Matière Noire : Les axions solaires ne peuvent pas expliquer l'excès de signal potentiel de XENON1T


Comme vous le savez, sur Ça Se Passe Là-Haut, on ne parle que d'articles scientifiques qui ont été publiés dans des revues à comité de lecture, donc d'articles vérifiés et validés par d'autres chercheurs experts du domaine. En juin dernier est paru un préprint sur arXiv de la collaboration XENON1T dont j'attends avec impatience la publication dans un journal pour pouvoir en parler... Ce papier serait très intéressant car il montrerait un excès de signal à basse énergie dans le signal détecté par le grand détecteur de matière noire. Or il se trouve que, avant même que cet article soit publié "sérieusement", une des hypothèses émises dans le préprint (il y en a plusieurs), celle d'une interaction d'axions solaires, vient d'être violemment retoquée dans un article publié (lui, en bonne et due forme) par des chercheurs italiens dans la prestigieuse Physical Review Letters, dont je vais donc longuement vous parler, à défaut de l'autre... 


XENON1T est une expérience initialement conçue pour détecter des particules massives interagissant faiblement (des WIMPs), via les collisions qu'elles pourraient produire avec les atomes de xénon et les électrons du gros détecteur de près d'1 tonne (d'où son nom). Mais XENON1T peut aussi détecter n'importe quelle interaction qui produit des collisions avec les noyaux d'atomes et les électrons (on parle de reculs de noyaux ou d'électrons) . Ce sont des reculs anormaux d'électrons en dessous de 7 keV qu'auraient détectés les physiciens de XENON1T, un nombre de reculs d'électrons trop grand par rapport à ce qui serait attendu compte-tenu de tous les bruits de fond qui ont été caractérisés au Laboratoire du Gran Sasso où l'expérience est installée. Dans ce preprint, dont je ne détaille pas le contenu, donc, il faut juste savoir qu'une des hypothèses proposées pour expliquer l'excès de reculs d'électrons qui serait observé fait intervenir une interaction de particules de matière noire qu'on appelle non pas des WIMPs mais des axions et qui proviendraient du Soleil. Les chercheurs sont néanmoins prudents et avertissent que cette hypothèse est tout de même soumise à de fortes contraintes sur la physique stellaire. 
C'est avec ce point de départ que Luca Di Luzio (Deutsches Elektronen-Synchrotron DESY) et ses collaborateurs italiens ont cherché à voir jusqu'où allaient ces contraintes et parviennent finalement à la conclusion que l'hypothèse des axions solaires est impossible.
Les interactions des particules avec d'autres particules sont caractérisées par ce qu'on appelle une constante de couplage. Dans le cas des axions, ces derniers peuvent agir d'une part sur les photons, ce qui se traduit par un couplage ga𝛾 et sur les électrons, qui se traduit par un couplage gae.
L'énergie et le nombre d'électrons de recul excédentaires par rapport au bruit de fond attendu par les physiciens de XENON1T, leur permet de donner des valeurs numériques à ces deux constantes de couplage. 
Luca Di Luzio et ses collaborateurs ont donc simplement utilisé les valeurs ga𝛾  et de gae ainsi obtenues et les ont injectées dans la physique stellaire en considérant que si les axions existent, la matière nucléaire des étoiles doit en produire de grandes quantités par des mécanismes qui sont bien connus théoriquement. Il suffit ensuite de voir ce qui se passe en termes de stabilité des étoiles selon leur type pour dire si de tels couplages des axions sont possibles ou non. 

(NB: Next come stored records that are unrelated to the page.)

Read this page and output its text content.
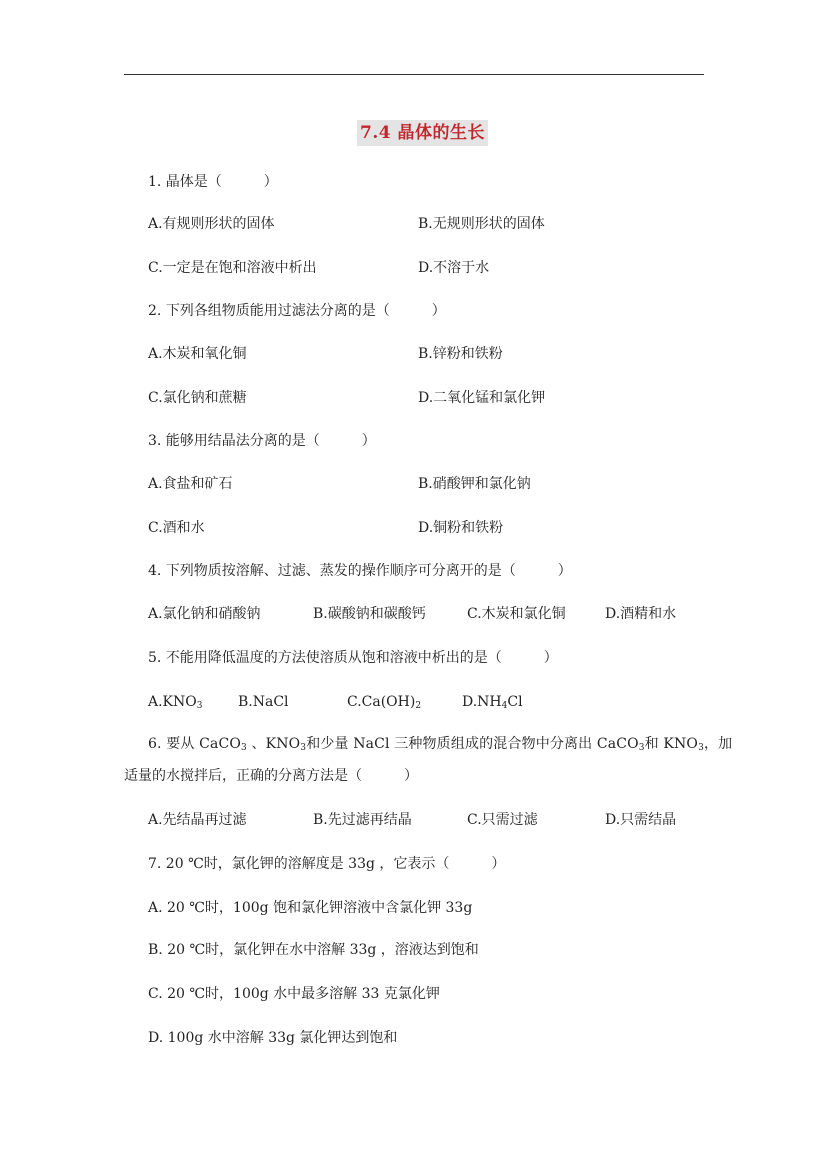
7.4 晶体的生长
1. 晶体是（　　　）
A.有规则形状的固体	B.无规则形状的固体
C.一定是在饱和溶液中析出	D.不溶于水
2. 下列各组物质能用过滤法分离的是（　　　）
A.木炭和氧化铜	B.锌粉和铁粉
C.氯化钠和蔗糖	D.二氧化锰和氯化钾
3. 能够用结晶法分离的是（　　　）
A.食盐和矿石	B.硝酸钾和氯化钠
C.酒和水	D.铜粉和铁粉
4. 下列物质按溶解、过滤、蒸发的操作顺序可分离开的是（　　　）
A.氯化钠和硝酸钠	B.碳酸钠和碳酸钙	C.木炭和氯化铜	D.酒精和水
5. 不能用降低温度的方法使溶质从饱和溶液中析出的是（　　　）
$A.KNO_3$	B.NaCl	$C.Ca(OH)_2$	$D.NH_4Cl$
6. 要从 CaCO$_3$ 、$KNO_3$和少量 NaCl 三种物质组成的混合物中分离出 CaCO$_3$和 $KNO_3$，加
适量的水搅拌后，正确的分离方法是（　　　）
A.先结晶再过滤	B.先过滤再结晶	C.只需过滤	D.只需结晶
7. 20 ℃时，氯化钾的溶解度是 33g ，它表示（　　　）
A. 20 ℃时，100g 饱和氯化钾溶液中含氯化钾 33g
B. 20 ℃时，氯化钾在水中溶解 33g ，溶液达到饱和
C. 20 ℃时，100g 水中最多溶解 33 克氯化钾
D. 100g 水中溶解 33g 氯化钾达到饱和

La théorie (au delà du modèle standard)  dit qu'il existe trois mécanismes de production d'axions dans les étoiles comme le Soleil : 
a) des interactions impliquant des électrons : recombinaisons et désexcitations atomiques, effet Compton et effet de Bremsstrahlung. Ces interactions sont contrôlées par le couplage gae.
b) des interactions de photons qui peuvent se convertir en axions par l'effet Primakoff, contrôlées par le couplage ga𝛾.
c) une transition très particulière du noyau atomique de l'isotope 57Fe, qui pourrait produire des axions monoénergétiques de 14,4 keV exactement, et qui serait quant à elle contrôlée par un couplage de l'axion avec le noyau atomique, qui est appelé geff.
Ce troisième mécanisme produisant des axions dont l'énergie est supérieure à l'énergie des électrons en excès annoncés par XENON1T n'a pas été pris en compte par Di Luzio et ses collaborateurs dans leur analyse. 
Ce qui est très intéressant dans les deux premiers mécanismes, c'est qu'ils devraient produire des axions de quelques keV, donc compatibles, et avec un taux de production qui serait indépendant de la masse de la particule si celle-ci est inférieure à 100 eV, ce qui est généralement attendu. Mais Di Luzio et son équipe font tout de même une autre approximation : étant donné qu'au niveau de la détection, c'est l'effet axioélectrique qui est en jeu (le couplage gae ) et que l'énergie du pic mesurée par XENON1T, d'environ 3 keV, correspond environ au maximum du spectre en énergie des axions produits par le premier mécanisme a) , ils ont considéré que le mécanisme impliquant l'effet Primakoff (b) pouvait être négligé en première approche. 
Les physiciens se sont donc focalisés sur l'impact au niveau des étoiles d'un couplage des axions avec les électrons gae qui aurait une valeur cohérente avec les résultats annoncés de XENON1T, une valeur supérieure à 10-12.
En émettant de grandes quantités d'axions par le mécanisme impliquant les électrons, les étoiles perdent de l'énergie. Et cette perte d'énergie doit avoir des conséquences visibles sur les étoiles, sur leur existence même pour certaines d'entre elles. Les étoiles les plus sensibles à une perte d'énergie additionnelle sont les étoiles classées dans la branche des géantes rouges et celles situées sur la branche horizontale (dans le diagramme de classification de Herzsprung-Russell). 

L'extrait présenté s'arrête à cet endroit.